How can Europe remain united and move forward after a money laundering scandal? A cooperation between Estonia and Denmark seeks solutions to build a more honest future.


European Capital of Culture Tartu 2024 is knocking on the conscience of Europe! The collaborative production of the Estonian Drama Theatre and Denmark, titled “Rahamaa” (”Business as Usual”), explores the detrimental impact of illicit money on democracy and encourages reflection on how each of us can defend European values. The play, which premiers in June at Kammivabrik, is a gripping narrative inspired by the money laundering scandals, the consequences of which rocked Estonian banking. As an additional event, a lecture and video series will be created, providing insights into the theme from economic, legal, and cultural perspectives.


The actual scope of the money laundering scandal that rocked Estonian banking was unveiled as a result of the war in Ukraine and the sanctions imposed on Russia.

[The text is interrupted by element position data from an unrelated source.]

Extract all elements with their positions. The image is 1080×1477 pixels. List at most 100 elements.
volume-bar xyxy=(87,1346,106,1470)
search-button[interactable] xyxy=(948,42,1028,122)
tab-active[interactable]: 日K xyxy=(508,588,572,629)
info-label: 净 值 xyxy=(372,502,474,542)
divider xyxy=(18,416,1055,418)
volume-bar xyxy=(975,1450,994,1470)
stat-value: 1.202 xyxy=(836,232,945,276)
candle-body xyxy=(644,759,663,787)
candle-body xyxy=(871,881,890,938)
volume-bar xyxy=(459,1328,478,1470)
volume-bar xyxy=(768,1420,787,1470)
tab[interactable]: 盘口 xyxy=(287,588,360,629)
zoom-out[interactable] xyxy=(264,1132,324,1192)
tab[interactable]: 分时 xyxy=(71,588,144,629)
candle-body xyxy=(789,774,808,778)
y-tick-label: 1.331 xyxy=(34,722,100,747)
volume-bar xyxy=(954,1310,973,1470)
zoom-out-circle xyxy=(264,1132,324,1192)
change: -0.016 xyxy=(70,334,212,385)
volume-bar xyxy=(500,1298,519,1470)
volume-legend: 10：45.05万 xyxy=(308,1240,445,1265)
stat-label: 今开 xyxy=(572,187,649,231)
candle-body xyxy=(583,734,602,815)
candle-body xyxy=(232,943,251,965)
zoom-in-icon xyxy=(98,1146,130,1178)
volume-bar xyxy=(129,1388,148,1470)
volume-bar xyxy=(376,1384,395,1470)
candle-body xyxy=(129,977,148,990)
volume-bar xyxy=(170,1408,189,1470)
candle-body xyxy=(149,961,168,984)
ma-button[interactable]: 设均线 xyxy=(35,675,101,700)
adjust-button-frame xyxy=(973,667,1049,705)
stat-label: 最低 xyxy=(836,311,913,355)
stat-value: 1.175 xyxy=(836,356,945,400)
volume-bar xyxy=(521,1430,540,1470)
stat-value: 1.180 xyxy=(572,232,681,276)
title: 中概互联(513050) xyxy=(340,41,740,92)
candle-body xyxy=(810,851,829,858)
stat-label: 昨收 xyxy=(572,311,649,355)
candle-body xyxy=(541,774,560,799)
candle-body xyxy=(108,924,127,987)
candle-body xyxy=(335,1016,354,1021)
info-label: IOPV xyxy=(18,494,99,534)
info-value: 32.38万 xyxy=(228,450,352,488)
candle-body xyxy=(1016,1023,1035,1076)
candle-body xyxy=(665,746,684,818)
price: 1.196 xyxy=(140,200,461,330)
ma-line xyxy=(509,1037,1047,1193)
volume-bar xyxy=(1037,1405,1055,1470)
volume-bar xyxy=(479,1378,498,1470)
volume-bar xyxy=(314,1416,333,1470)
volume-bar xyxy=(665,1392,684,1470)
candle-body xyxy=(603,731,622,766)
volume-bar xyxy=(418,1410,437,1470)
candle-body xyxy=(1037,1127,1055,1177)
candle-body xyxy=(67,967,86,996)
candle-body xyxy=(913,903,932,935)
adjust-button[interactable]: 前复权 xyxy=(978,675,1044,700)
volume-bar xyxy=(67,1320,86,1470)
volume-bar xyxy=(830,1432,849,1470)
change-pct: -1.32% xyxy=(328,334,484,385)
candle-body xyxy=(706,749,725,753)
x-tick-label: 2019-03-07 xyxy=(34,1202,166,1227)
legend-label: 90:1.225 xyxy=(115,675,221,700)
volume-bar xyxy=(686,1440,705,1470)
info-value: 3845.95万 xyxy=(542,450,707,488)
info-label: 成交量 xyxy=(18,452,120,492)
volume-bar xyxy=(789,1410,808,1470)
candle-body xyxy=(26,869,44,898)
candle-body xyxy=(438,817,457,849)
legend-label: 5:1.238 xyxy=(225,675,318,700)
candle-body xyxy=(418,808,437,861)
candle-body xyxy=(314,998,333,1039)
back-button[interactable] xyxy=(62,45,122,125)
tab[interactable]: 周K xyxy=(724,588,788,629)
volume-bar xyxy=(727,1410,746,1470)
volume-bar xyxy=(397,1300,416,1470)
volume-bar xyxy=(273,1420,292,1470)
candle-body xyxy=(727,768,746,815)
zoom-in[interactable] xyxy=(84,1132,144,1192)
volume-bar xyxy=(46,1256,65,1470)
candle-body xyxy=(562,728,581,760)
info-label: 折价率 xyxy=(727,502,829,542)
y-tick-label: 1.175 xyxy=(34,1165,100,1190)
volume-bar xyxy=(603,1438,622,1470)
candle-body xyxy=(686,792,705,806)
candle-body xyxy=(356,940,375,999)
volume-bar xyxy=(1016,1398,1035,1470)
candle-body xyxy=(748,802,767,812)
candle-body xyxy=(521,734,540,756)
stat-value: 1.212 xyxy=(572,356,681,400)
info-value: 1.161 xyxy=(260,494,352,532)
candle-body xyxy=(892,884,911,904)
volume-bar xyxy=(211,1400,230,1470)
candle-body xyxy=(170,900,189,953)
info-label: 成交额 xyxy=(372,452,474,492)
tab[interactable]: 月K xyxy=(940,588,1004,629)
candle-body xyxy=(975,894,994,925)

It became visible how significant the impact of dirty money is on the entire Europe. The play, together with a series of additional events, will attempt to answer two crucial questions. Firstly, what enabled the possibility of such a large-scale money laundering scheme in Europe and secondly, what are its consequences and how to mitigate the negative impact?

The Estonian-Danish production will be performed at Kammivabrik in June 2024. At the centre of the story is a young man from the Tartu suburb of Annelinn who, through connections, lands a job in the foreign banking department of a prestigious bank.  The play is authored by Mehis Pihla and directed by Hendrik Toompere Jr. The musical design will be created by the ensemble led by Maria Faust, bringing together some of the best jazz artists from Estonia and Denmark. The production will be multilingual, including Estonian, English, Danish, and Russian. A total of eleven performances will be held, all of which will include English subtitles.

Before the performances, mini-lectures will be held, seeking answers to the question of how to reshape the European economy and politics to prevent illicit money from undermining shared values. We welcome all who are interested, but especially students as they are the shapers of Estonian and Europe’s future. Additionally, video lectures will be produced and made available online.

“Business as Usual” will make everyone think about the kind of Europe we wish to see, and what can be done to bring that image to fruition. Money laundering is not only the “internal matter of the financial system”; its consequences are reflected in our everyday choices. For example, the kinds of companies we choose to support through the consumption of products and services.


Tartu has the opportunity to become a centre for socially significant debates, both in Estonia and beyond. The event series promotes new interdisciplinary connections and cultural cooperation. The play amplifies themes that are relevant throughout Europe, with the potential for dissemination as reading material and potential new productions.